A winter farmers market can be really bleak – after all, January is not exactly a harvest time here in the mid-Atlantic. While the Union Square Farmers market had a lot of interesting fare last weekend (whole wheat sourdough baguettes, red lobsters, hot Elk broth), beyond a few wispy bunches of upland cress, the only produce to be found was of the “good storage” variety: shallots, onions, potatoes, apples, and carrots. Carrots are a pretty hearty vegetable, but will turn on you eventually, especially if you cop-out and buy pre-shredded carrots at the super marche (hey, they are a great convenience food and perfect for sprinkling over a salad). Thankfully, carrot cake can be a shredded carrot’s savior, especially in recipes like the one originally published in the Moosewood Restaurant Book of Desserts, which calls for you to cook the carrots (so a little slime doesn’t make a huge difference in the end). Made as is, the cake is vegan and pretty virtuous, and perfect in a “It’s January and I am still trying to stick to New Year’s Resolutions” kind of way. But of course, I made my own modifications making the end result low-fat vs. no-fat, in other words, practically vegan. And although some may consider these more like muffins than cupcakes, a schmear of brown butter cream cheese frosting makes them an acceptable treat* any time of day. *Except for those who actually are vegan.

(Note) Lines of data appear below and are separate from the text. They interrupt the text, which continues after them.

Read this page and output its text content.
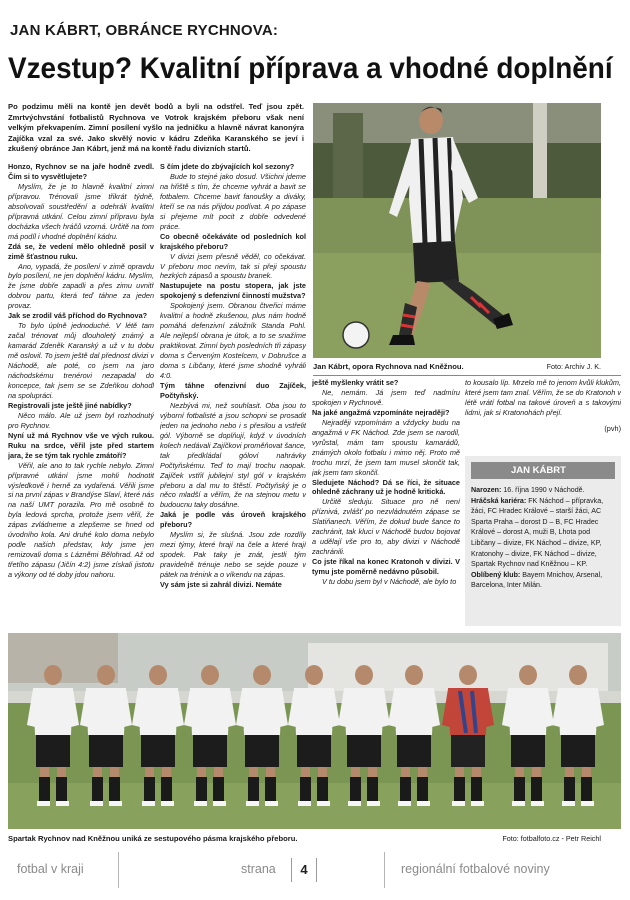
JAN KÁBRT, OBRÁNCE RYCHNOVA:
Vzestup? Kvalitní příprava a vhodné doplnění
Po podzimu měli na kontě jen devět bodů a byli na odstřel. Teď jsou zpět. Zmrtvýchvstání fotbalistů Rychnova ve Votrok krajském přeboru však není velkým překvapením. Zimní posílení vyšlo na jedničku a hlavně návrat kanonýra Zajíčka vzal za své. Jako skvělý novic v kádru Zdeňka Karanského se jeví i zkušený obránce Jan Kábrt, jenž má na kontě řadu divizních startů.

Honzo, Rychnov se na jaře hodně zvedl. Čím si to vysvětlujete?

Myslím, že je to hlavně kvalitní zimní přípravou. Trénovali jsme třikrát týdně, absolvovali soustředění a odehráli kvalitní přípravná utkání. Celou zimní přípravu byla docházka všech hráčů vzorná. Určitě na tom má podíl i vhodné doplnění kádru.

Zdá se, že vedení mělo ohledně posil v zimě šťastnou ruku.

Ano, vypadá, že posílení v zimě opravdu bylo posílení, ne jen doplnění kádru. Myslím, že jsme dobře zapadli a přes zimu uvnitř dobrou partu, která teď táhne za jeden provaz.

Jak se zrodil váš příchod do Rychnova?

To bylo úplně jednoduché. V létě tam začal trénovat můj dlouholetý známý a kamarád Zdeněk Karanský a už v tu dobu mě oslovil. To jsem ještě dal přednost divizi v Náchodě, ale poté, co jsem na jaro náchodskému trenérovi nezapadal do koncepce, tak jsem se se Zdeňkou dohodl na spolupráci.

Registrovali jste ještě jiné nabídky?

Něco málo. Ale už jsem byl rozhodnutý pro Rychnov.

Nyní už má Rychnov vše ve vých rukou. Ruku na srdce, věřil jste před startem jara, že se tým tak rychle zmátoří?

Věřil, ale ano to tak rychle nebylo. Zimní přípravné utkání jsme mohli hodnotit výsledkově i herně za vydařená. Věřili jsme si na první zápas v Brandýse Slaví, které nás na naší UMT porazila. Pro mě osobně to byla ledová sprcha, protože jsem věřil, že zápas zvládneme a zlepšeme se hned od úvodního kola. Ani druhé kolo doma nebylo podle našich představ, kdy jsme jen remizovali doma s Lázněmi Bělohrad. Až od třetího zápasu (Jičín 4:2) jsme získali jistotu a výkony od té doby jdou nahoru.

S čím jdete do zbývajících kol sezony?

Bude to stejné jako dosud. Všichni jdeme na hřiště s tím, že chceme vyhrát a bavit se fotbalem. Chceme bavit fanoušky a diváky, kteří se na nás přijdou podívat. A po zápase si přejeme mít pocit z dobře odvedené práce.

Co obecně očekáváte od posledních kol krajského přeboru?

V divizi jsem přesně věděl, co očekávat. V přeboru moc nevím, tak si přeji spoustu hezkých zápasů a spoustu branek.

Nastupujete na postu stopera, jak jste spokojený s defenzivní činností mužstva?

Spokojený jsem. Obranou čtveřici máme kvalitní a hodně zkušenou, plus nám hodně pomáhá defenzivní záložník Standa Pohl. Ale nejlepší obrana je útok, a to se snažíme praktikovat. Zimní bych posledních tři zápasy doma s Červeným Kostelcem, v Dobrušce a doma s Libčany, které jsme shodně vyhráli 4:0.

Tým táhne ofenzivní duo Zajíček, Počtyňský.

Nezbývá mi, než souhlasit. Oba jsou to výborní fotbalisté a jsou schopni se prosadit jeden na jednoho nebo i s přesilou a vstřelit gól. Výborně se doplňují, když v úvodních kolech nedávali Zajíčkovi proměňovat šance, tak předkládal góloví nahrávky Počtyňskému. Teď to mají trochu naopak. Zajíček vstřil jubilejní styl gól v krajském přeboru a dal mu to štěstí. Počtyňský je o něco mladší a věřím, že na stejnou metu v budoucnu taky dosáhne.

Jaká je podle vás úroveň krajského přeboru?

Myslím si, že slušná. Jsou zde rozdíly mezi týmy, které hrají na čele a které hrají spodek. Pak taky je znát, jestli tým pravidelně trénuje nebo se sejde pouze v pátek na trénink a o víkendu na zápas.

Vy sám jste si zahrál divizi. Nemáte

Jan Kábrt, opora Rychnova nad Kněžnou.	Foto: Archiv J. K.

ještě myšlenky vrátit se?

Ne, nemám. Já jsem teď nadmíru spokojen v Rychnově.

Na jaké angažmá vzpomínáte nejraději?

Nejraději vzpomínám a vždycky budu na angažmá v FK Náchod. Zde jsem se narodil, vyrůstal, mám tam spoustu kamarádů, známých okolo fotbalu i mimo něj. Proto mě trochu mrzí, že jsem tam musel skončit tak, jak jsem tam skončil.

Sledujete Náchod? Dá se říci, že situace ohledně záchrany už je hodně kritická.

Určitě sleduju. Situace pro ně není příznivá, zvlášť po nezvládnutém zápase se Slatiňanech. Věřím, že dokud bude šance to zachránit, tak kluci v Náchodě budou bojovat a udělají vše pro to, aby divizi v Náchodě zachránili.

Co jste říkal na konec Kratonoh v divizi. V tymu jste poměrně nedávno působil.

V tu dobu jsem byl v Náchodě, ale bylo to

to kousalo líp. Mrzelo mě to jenom kvůli klukům, které jsem tam znal. Věřím, že se do Kratonoh v létě vrátí fotbal na takové úroveň a s takovými lidmi, jak si Kratonohách přejí.

(pvh)

JAN KÁBRT
Narozen: 16. října 1990 v Náchodě.
Hráčská kariéra: FK Náchod – přípravka, žáci, FC Hradec Králové – starší žáci, AC Sparta Praha – dorost D – B, FC Hradec Králové – dorost A, muži B, Lhota pod Libčany – divize, FK Náchod – divize, KP, Kratonohy – divize, FK Náchod – divize, Spartak Rychnov nad Kněžnou – KP.
Oblíbený klub: Bayern Mnichov, Arsenal, Barcelona, Inter Milán.
Spartak Rychnov nad Kněžnou uniká ze sestupového pásma krajského přeboru.	Foto: fotbalfoto.cz - Petr Reichl
fotbal v kraji	strana	4	regionální fotbalové noviny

Practically Vegan Mini Carrot Cakes Adapted from Moosewood Restaurant Book of Desserts Even with baking powder as a levener, these cakes don’t pouf too much, so either fill your muffin tins to the brim or call them mini cakes instead of cupcakes. Makes 12 mini cakes (about 100 calories each, sans frosting). Ingredients 1 c. shredded carrots 1/2 c. pineapple chunks (canned and drained, fresh or frozen) 3/4 c. water 1/4 c. Splenda brown sugar 1/2 teaspoon vanilla Dash of cinnamon 1 egg, lightly beaten 1 tablespoon butter, melted 1 tablespoon canola or vegetable oil 1 ½ c. flour (I used King Arthur’s White Whole Wheat) 1 teaspoon cinnamon 1/2 teaspoon nutmeg 1/2 teaspoon baking soda 1 teaspoon of baking powder Dash of salt 1/2 cup chopped walnuts, toasted (optional) Method Combine first five ingredients (carrots through dash of cinnamon) in saucepan; bring to boil and then turn down heat and simmer for five minutes. Using an immersion or standard blender, pulse to break down any large pineapple chunks or carrot strands, taking care not to puree mixture completely. Cool carrot mixture (the longer the better, ideally overnight). Stir egg, melted butter and oil into carrot mixture. In a large bowl, combine remaining dry ingredients (flour through walnuts, if using). Add wet carrot mixture to dry ingredients and mix until just combined. Spoon batter into muffin tins prepared with cooking spray. Bake at 300 for 20 minutes or until toothpick comes out dry.